Les lèvres de  Maude se sont fermées,  et ses yeux ont pris un air de ciel avec des couchers de soleil bons pour le National Geographic. Car  s’est levé et est allé chercher de la bière. Une énorme caisse de 24. D. Une marque étasunienne.  Tout le monde a fait beurk. Mais après une heure, on chantait tous sous la musique de Carl qui jouait du  Ukulélé  .  Il y a des gens qui n’ont que des oreilles, d’autres, des yeux, d’autres des mots, d’autres des marmots.  C’est vrai qu’on était découragés en voyant la première phrase, mais après deux bières, on s’est mis à surfer sur les vagues du web pour trouver les meilleures stupidités du jour.  Et ça s’est terminé comme ça. Dans une fatigue digne des cowboys de l’ouest. Le troupeau d’intellectuels est tellement énorme que la peur finit par s’installer en chacun de nous. Nous sommes de beaux nids de  frayeur. Au fond, on a peur de ne pas être à la hauteur. Mais la hauteur de rien, c’est quoi?

Maggie est sortie la première avec Théo. Théo est un maigrichon solide, avec des veines énormes et bleues comme le Danube.( On dirait une phrase d’Eddy Marnay). Mais mieux encore, les mers du Sud avec au fond de grand coquillages et des poissons qui sont beaux comme les tableaux d’un peintre dont j’ai oublié le nom. Il ira loin. Comme disait Arnold : « On a l’âge de ses haltères ».

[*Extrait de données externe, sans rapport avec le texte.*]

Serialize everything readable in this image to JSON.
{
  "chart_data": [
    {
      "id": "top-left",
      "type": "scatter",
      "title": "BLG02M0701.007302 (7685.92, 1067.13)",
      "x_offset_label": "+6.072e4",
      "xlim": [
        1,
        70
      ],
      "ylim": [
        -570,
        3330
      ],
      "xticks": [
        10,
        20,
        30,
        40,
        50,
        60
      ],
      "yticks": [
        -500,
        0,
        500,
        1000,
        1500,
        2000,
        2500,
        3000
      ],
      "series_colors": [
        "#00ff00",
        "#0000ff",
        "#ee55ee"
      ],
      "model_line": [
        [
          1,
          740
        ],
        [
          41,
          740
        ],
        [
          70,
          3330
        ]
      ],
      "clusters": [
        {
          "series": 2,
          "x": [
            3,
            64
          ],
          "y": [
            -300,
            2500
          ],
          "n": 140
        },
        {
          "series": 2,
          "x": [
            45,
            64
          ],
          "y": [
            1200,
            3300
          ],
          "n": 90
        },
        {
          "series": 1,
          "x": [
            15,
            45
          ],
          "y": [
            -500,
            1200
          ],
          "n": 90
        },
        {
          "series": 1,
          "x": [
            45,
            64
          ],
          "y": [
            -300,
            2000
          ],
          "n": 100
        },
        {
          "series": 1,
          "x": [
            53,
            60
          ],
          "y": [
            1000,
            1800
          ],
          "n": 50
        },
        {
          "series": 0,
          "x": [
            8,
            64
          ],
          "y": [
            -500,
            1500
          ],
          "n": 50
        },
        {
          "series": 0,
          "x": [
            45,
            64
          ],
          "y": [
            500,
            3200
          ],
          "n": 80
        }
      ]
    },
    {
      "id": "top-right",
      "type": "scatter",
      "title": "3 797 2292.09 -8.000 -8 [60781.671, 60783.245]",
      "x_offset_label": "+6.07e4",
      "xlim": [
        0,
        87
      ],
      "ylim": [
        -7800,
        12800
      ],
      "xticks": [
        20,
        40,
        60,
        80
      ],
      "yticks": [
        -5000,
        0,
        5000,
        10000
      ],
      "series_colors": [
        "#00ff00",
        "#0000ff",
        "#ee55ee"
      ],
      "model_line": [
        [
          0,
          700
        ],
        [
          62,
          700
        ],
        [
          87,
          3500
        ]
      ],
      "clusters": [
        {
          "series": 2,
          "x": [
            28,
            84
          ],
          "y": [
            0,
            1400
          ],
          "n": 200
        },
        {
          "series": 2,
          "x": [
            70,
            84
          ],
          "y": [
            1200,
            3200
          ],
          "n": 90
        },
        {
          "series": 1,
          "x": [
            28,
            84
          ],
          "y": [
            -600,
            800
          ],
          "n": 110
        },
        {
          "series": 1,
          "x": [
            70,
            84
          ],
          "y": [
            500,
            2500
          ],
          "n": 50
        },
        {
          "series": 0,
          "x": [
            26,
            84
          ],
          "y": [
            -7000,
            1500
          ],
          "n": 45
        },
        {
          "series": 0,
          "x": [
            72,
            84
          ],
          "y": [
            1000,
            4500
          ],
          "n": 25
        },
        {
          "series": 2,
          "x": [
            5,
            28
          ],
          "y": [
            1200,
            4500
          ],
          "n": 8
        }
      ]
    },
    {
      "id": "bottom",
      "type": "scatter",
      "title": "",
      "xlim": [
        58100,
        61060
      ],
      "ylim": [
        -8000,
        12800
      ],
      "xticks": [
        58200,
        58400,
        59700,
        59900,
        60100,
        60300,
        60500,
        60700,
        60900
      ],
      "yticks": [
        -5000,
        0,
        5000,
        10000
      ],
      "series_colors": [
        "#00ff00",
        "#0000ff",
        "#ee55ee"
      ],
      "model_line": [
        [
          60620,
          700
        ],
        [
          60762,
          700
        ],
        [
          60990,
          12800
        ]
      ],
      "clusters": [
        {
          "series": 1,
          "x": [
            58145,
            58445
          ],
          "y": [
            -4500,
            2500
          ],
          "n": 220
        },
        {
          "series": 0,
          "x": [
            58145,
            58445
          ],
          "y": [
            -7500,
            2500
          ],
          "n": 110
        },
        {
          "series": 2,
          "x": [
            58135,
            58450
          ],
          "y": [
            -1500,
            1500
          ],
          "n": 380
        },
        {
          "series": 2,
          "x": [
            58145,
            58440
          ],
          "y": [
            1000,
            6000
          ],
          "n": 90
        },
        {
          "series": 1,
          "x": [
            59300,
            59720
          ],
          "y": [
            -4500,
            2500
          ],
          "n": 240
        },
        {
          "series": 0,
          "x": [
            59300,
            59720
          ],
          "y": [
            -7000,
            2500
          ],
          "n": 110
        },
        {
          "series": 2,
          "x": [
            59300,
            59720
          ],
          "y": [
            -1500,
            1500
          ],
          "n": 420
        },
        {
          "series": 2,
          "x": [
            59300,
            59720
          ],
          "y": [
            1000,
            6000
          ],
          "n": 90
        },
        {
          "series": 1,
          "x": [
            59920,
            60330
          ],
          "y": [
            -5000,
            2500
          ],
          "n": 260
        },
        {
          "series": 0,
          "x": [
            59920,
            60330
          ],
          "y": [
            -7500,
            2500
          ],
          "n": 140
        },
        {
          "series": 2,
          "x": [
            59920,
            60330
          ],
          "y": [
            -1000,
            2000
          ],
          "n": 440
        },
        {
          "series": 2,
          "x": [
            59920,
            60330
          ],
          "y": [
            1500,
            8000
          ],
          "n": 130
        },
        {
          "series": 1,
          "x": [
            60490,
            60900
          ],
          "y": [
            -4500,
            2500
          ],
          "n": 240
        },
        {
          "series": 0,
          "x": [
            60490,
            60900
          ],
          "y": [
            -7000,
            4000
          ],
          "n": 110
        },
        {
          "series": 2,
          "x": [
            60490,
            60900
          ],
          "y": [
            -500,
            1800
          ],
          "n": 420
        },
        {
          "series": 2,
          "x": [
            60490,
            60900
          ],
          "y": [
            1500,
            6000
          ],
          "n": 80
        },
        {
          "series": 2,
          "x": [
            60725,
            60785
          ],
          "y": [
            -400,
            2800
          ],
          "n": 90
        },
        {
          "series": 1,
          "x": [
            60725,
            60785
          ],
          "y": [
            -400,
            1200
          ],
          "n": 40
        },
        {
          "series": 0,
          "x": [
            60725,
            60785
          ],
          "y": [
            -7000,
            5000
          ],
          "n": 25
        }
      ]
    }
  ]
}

Quand Maggie est sortie et m’a demandé de la reconduire chez elle. Elle travaillait le lendemain midi au McDo. Je l’ai fait. Arrivés à son appartement, elle s’est laissé tomber sur le matelas. En fait, on aurait dit que le matelas s’était ennuyé d’elle. Il a ouvert tout grand ses draps et je l’ai entendue ronfler comme un cadran russe. La nuit était encore toute bouillante. Le  ventilateur battait des ailes, mais on crevait.  Il ne manquait que les palmiers et les cocotiers. Malheureusement, la fenêtre ouverte, il n’y avait que le bruit des taxis qui passaient et repassaient. La pluie avait débuté un peu avant notre arrivée et les trottoirs avaient un aspect de miroirs qui valsaient. Je me souviens qu’on a fait des flops  et des flac avec nos pieds, en riant. C’est la première fois que je voyais Maggie rire autant. Et je la  tenais par la taille. En entrant, elle avait les cheveux mouillés, frisottés comme une lavette après un grand évier de vaisselles. C’était tordu, écrasé, et les gouttelettes coulissaient  sur ses joues.

Le lendemain, à mon réveil, Maggie n’était plus là.

J’ai trouvé un mot sur la table :

« Bye »

Et un article. Ou un articlet… Tout minus, comme dirait Sol le clown.

L’ourson toutou

C’est fou: les gens « ordinaires », pour se faire conduire au bûcher par la voie de la politique choisissent des gens faisant partie de « l’élite ». Les enfants ont besoin des oursons pour s’endormir, se faire cajoler par un objet immobile. Une belle histoire d’amour entre le réel et l’irréel. Alors, qu’est-ce que l’élite peut faire pour nous? Rien, sauf combler notre besoin d’enfant. La télévision a ses Noël à tous les 15 minutes. Les tablettes également.  En fait, il faut que l’ourson soit plus gros que l’enfant. La grosseur de l’ourson est importante puisqu’il est le protecteur.

Maggie

© Gaëtan Pelletier

Interdiction d’utiliser en partie ou en entier.